Lembro de uma final do Australian Open disputada por dois monstros: Novac Djokovic e Rafael Nadal. O jogo já durava cinco horas e 53 minutos e estava no tie-break, o quinto set, o que significava que eles tinham empatado os quatro primeiros.
O Djoko estava sacando, mas o game estava 40 a 30 para o Nadal. Bastava um erro do sérvio, ou uma bola indefensável do espanhol para que terminasse o jogo e o Slam da Austrália.
Os dois estavam no limite de suas forças e os reflexos de ambos já não eram os mesmos. Nessa altura do jogo, a linha de fundo já passa a ter 1 km e raquete de 350 gramas a pesar 10 kg.
Foi quando Djoko fez seu pequeno ritual, dando uma volta sobre si mesmo com os braços abertos e olhando para a plateia pedindo a força dos aplausos. Quando voltou tinha sangue nos olhos.
Seu saque foi forte, e não deu para o Nadal, pois as pernas já não respondiam. Deuce – empate, o que levaria o jogo para mais dois pontos, e o Novac não os desperdiçou. O set point foi um smash no lado esquerdo da quadra enquanto Nadal estava à direita.

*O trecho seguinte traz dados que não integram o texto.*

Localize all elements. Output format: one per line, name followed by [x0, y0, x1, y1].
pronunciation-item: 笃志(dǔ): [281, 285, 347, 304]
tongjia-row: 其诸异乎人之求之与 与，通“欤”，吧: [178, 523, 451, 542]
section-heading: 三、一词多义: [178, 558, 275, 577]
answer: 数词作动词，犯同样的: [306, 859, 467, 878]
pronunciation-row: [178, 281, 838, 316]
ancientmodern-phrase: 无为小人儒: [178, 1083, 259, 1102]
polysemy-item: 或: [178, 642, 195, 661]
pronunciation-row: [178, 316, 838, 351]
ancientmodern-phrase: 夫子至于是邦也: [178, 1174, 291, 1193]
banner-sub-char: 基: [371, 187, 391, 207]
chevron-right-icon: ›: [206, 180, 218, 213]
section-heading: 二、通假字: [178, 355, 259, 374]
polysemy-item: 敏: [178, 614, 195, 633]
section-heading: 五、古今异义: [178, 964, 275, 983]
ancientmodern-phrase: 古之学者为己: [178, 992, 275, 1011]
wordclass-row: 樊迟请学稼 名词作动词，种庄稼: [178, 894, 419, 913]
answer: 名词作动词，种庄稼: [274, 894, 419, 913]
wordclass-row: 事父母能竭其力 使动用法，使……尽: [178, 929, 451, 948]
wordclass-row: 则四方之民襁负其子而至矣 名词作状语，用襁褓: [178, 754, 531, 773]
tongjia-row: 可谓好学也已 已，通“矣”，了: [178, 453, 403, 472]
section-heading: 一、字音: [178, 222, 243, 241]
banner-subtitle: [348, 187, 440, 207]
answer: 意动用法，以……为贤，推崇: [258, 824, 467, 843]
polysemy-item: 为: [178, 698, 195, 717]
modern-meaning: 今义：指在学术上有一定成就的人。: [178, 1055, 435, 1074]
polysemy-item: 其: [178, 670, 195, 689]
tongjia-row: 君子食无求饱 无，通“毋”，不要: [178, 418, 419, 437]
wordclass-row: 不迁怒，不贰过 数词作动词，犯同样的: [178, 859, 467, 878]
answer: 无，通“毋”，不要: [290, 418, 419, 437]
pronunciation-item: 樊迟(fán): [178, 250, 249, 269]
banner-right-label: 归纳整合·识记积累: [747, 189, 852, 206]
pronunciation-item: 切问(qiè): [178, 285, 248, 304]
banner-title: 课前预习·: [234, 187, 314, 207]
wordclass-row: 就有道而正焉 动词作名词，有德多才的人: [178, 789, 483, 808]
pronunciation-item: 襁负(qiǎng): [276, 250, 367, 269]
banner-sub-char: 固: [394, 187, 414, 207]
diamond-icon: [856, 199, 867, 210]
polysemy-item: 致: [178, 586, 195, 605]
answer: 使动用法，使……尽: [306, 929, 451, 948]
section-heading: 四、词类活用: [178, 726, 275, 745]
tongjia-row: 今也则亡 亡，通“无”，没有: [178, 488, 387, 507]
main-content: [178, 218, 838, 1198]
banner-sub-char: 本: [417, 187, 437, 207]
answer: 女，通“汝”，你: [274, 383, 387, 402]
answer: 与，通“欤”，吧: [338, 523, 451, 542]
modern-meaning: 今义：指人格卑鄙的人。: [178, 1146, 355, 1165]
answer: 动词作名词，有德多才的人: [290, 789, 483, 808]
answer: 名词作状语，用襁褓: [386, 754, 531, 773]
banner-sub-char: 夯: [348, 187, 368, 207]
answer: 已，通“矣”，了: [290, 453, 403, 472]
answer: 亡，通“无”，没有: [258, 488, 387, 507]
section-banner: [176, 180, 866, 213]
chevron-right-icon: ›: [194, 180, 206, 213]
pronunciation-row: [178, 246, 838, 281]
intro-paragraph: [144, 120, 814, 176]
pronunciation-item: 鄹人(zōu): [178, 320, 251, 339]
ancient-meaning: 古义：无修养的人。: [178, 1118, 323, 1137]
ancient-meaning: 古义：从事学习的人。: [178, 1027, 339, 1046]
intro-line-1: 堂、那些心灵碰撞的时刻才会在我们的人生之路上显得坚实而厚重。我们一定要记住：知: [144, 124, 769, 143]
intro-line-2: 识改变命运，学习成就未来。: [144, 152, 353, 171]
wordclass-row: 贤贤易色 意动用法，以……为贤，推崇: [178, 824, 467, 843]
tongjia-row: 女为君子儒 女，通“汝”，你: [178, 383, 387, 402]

Em condições normais ele teria corrido feito um touro miúra e devolvido a pancada, que nem era tão forte assim. Mas depois de quase seis horas isso não era mais possível, e ele nem se mexeu. Fim de jogo. Vitória do Novac!
Sim, o sérvio virou o jogo na Austrália, como já tinha feito outras vezes pelo mundo, e não só nas quadras. Começou criança, enfrentando a dura realidade da guerra na antiga Iugoslávia. Em sua biografia ele descreve o quanto as dificuldades daquela época o ajudaram a ser o guerreiro que é no esporte.
Para sobreviver precisou aprender coisas como disciplina, trabalho duro, sofrimento, resistência e resiliência. E aprendeu que é possível virar o jogo, que, no linguajar do esporte é o ato de reverter um placar, ganhar um jogo que parecia perdido, o que dá à vitória um sabor especialíssimo.
Pense um pouco, estimado leitor, querida leitora. Você se lembrará de situações parecidas em sua história pessoal. Estar perdendo o jogo não é uma maldade do destino. É uma oportunidade para sermos mais do que temos sido, e do que seríamos se não tivéssemos que enfrentar os tie-breaks da vida.
Um ótimo domingo e uma grande semana!